Ratu dan Ami pun menoleh. Mereka dapat melihat orang yang mereka cari sedari tadi. Pria dengan jambang halus, mata biru, dan hidung mancung. Tubuhnya tegap dan ototnya terbentuk sempurna. Bagi Ami keringat yang menghiasi wajah si pria, menambah kesan keperkasaan yang dia miliki. Baru kali ini Ami melihat pria gagah di bangunan kotor seperti ini. Dia seperti melihat berlian di antara tumpukan sampah. Ami yakin jika taraf ketampanan pria ini diukur, maka alat pengukurnya akan rusak, karena sama sekali tak dapat menakar wajahnya. Gantenganya terlalu maksimal.
Namun berbeda dengan Ratu. Kesan yang sampai di benaknya adalah pria ini jorok. Lihat saja wajahnya yang penuh dengan keringat dan juga debu.
Dia daritadi menjelaskan semua bentuk bangunan kepada para investor dengan penampilan acak-acakkan seperti ini? Benar-benar tak masuk akal.
“Ini, Pak. Tadi mereka mau menemui Anda, tapi karena tidak memiliki izin, jadi saya larang masuk,” jelas satpam.
Si pria pun memandang Ratu.

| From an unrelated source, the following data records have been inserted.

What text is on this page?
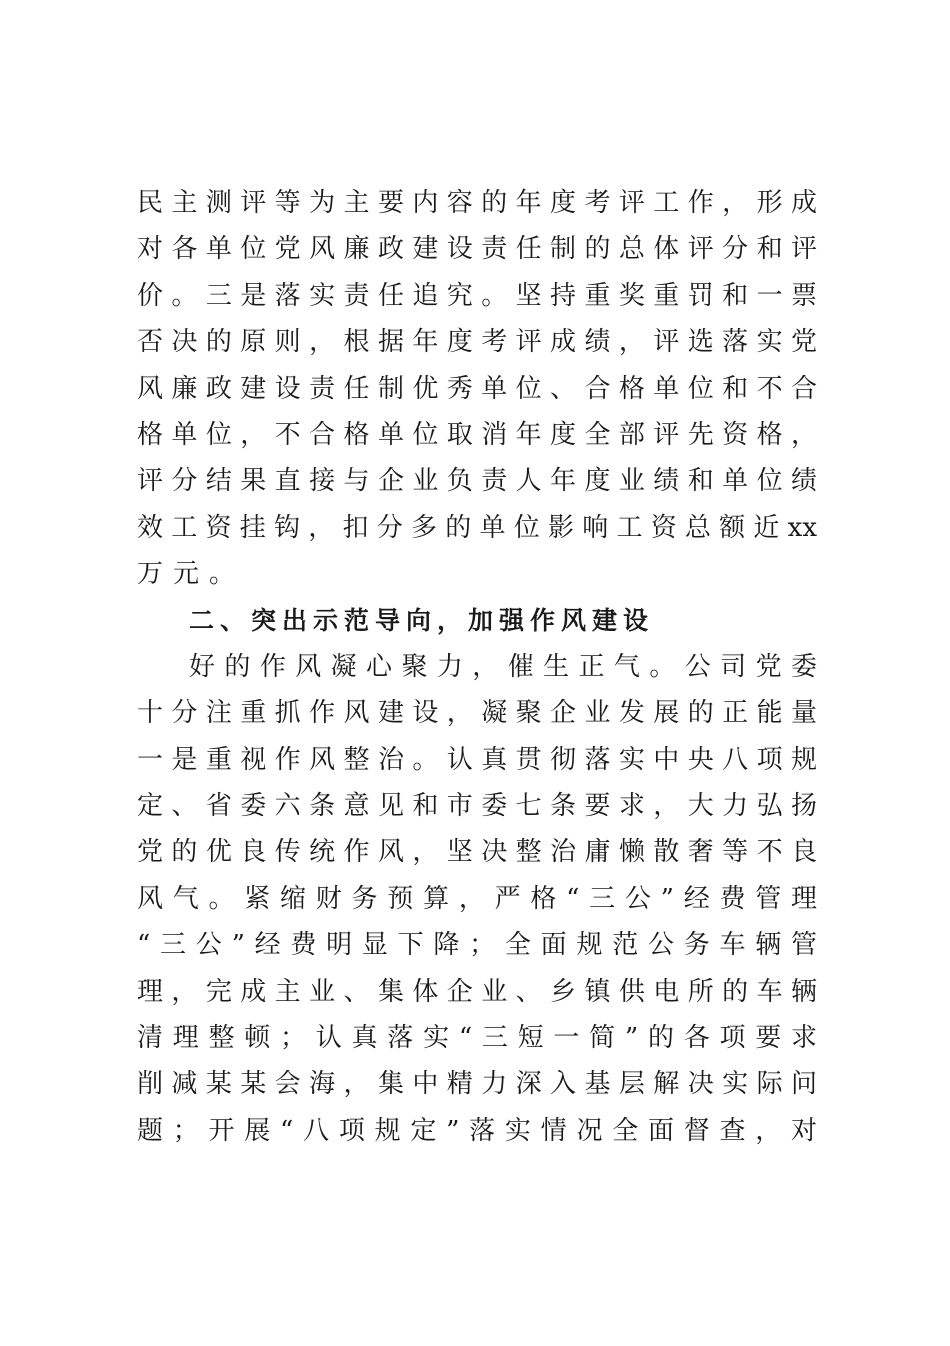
民主测评等为主要内容的年度考评工作，形成
对各单位党风廉政建设责任制的总体评分和评
价。三是落实责任追究。坚持重奖重罚和一票
否决的原则，根据年度考评成绩，评选落实党
风廉政建设责任制优秀单位、合格单位和不合
格单位，不合格单位取消年度全部评先资格，
评分结果直接与企业负责人年度业绩和单位绩
效工资挂钩，扣分多的单位影响工资总额近xx
万元。
二、突出示范导向，加强作风建设
好的作风凝心聚力，催生正气。公司党委
十分注重抓作风建设，凝聚企业发展的正能量
一是重视作风整治。认真贯彻落实中央八项规
定、省委六条意见和市委七条要求，大力弘扬
党的优良传统作风，坚决整治庸懒散奢等不良
风气。紧缩财务预算，严格“三公”经费管理
“三公”经费明显下降；全面规范公务车辆管
理，完成主业、集体企业、乡镇供电所的车辆
清理整顿；认真落实“三短一简”的各项要求
削减某某会海，集中精力深入基层解决实际问
题；开展“八项规定”落实情况全面督查，对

Ratu pun menantang pandangan si pria. Dalam kamus hidupnya, dia paling sebal diperlakukan seperti ini. Dipandang rendah, apalagi oleh seorang pria.
“Bu, kalau mau menemui saya, harus buat izin dulu, ya. Dan harus mengenakan perlengkapan kerja.” Pria itu pun mencopot helmnya dan mengenakannya ke Ratu.
Ratu tercengang. Dia tidak percaya kalau dirinya dipanggil Bu, apakah dandanannya setua itu? Padahal jika disuruh memakai seragam SMA, Ratu yakin dirinya masih pantas. Tapi kenapa pria yang katanya akan jadi suaminya malah memanggilnya, Bu?
Ratu melepas helm bangunan yang dipakaikan pria di hadapannya. Dia sangat risih diperlakukan seperti ini. “Langsung saja! Berapa uang yang kamu berikan kepada Ayah sampai dia mau menikahkan pria miskin sepertimu denganku?” tandas Ratu. Dia benar-benar tak betah berada di area konstruksi seperti ini. Kotor, panas, dan berdebu.
Si pria tertawa. “Uang? Ibu pikir uang saya seberapa? Saya hanya seorang karyawan.”
“Stop panggil saya Ibu! Anda itu lebih tua dari saya!” bentak Ratu. Tak peduli dengan wajah ramah milik lawan bicaranya, tak peduli dengan mata birunya yang begitu menawan, yang ada dalam hati Ratu sekarang hanyalah kebencian.
“Kita kan belum kenalan, jadi boleh dong saya panggil Bu,” seringai si pemuda.
Ratu melemparkan tatapan sinis. “Saya tak sudi berkenalan dengan pemuda seperti Anda ya, apalagi menikah denganmu!” Ratu pun balik badan dan bersiap pergi. Dia menyeret Ami yang masih saja terpaku menatap ketampanan calon suami Ratu.
Si pemuda menaikkan kedua alisnya. Dia tertawa, “Baiklah, jika itu yang kamu mau, Ratu Purbaningrum. Tapi yakin bisa batalin pernikahan kita yang akan digelar satu bulan lagi?”
Ratu menghentikkan langkahnya. Dia pun membalikkan badannya lagi. “Satu bulan?” tanyanya tak percaya. Baru pagi ini dia mendengar bahwa akan dinikahkan. Rasa kagetnya pun masih belum hilang, lalu kini dia dikagetkan lagi dengan kabar waktu pernikahan. Yang benar saja!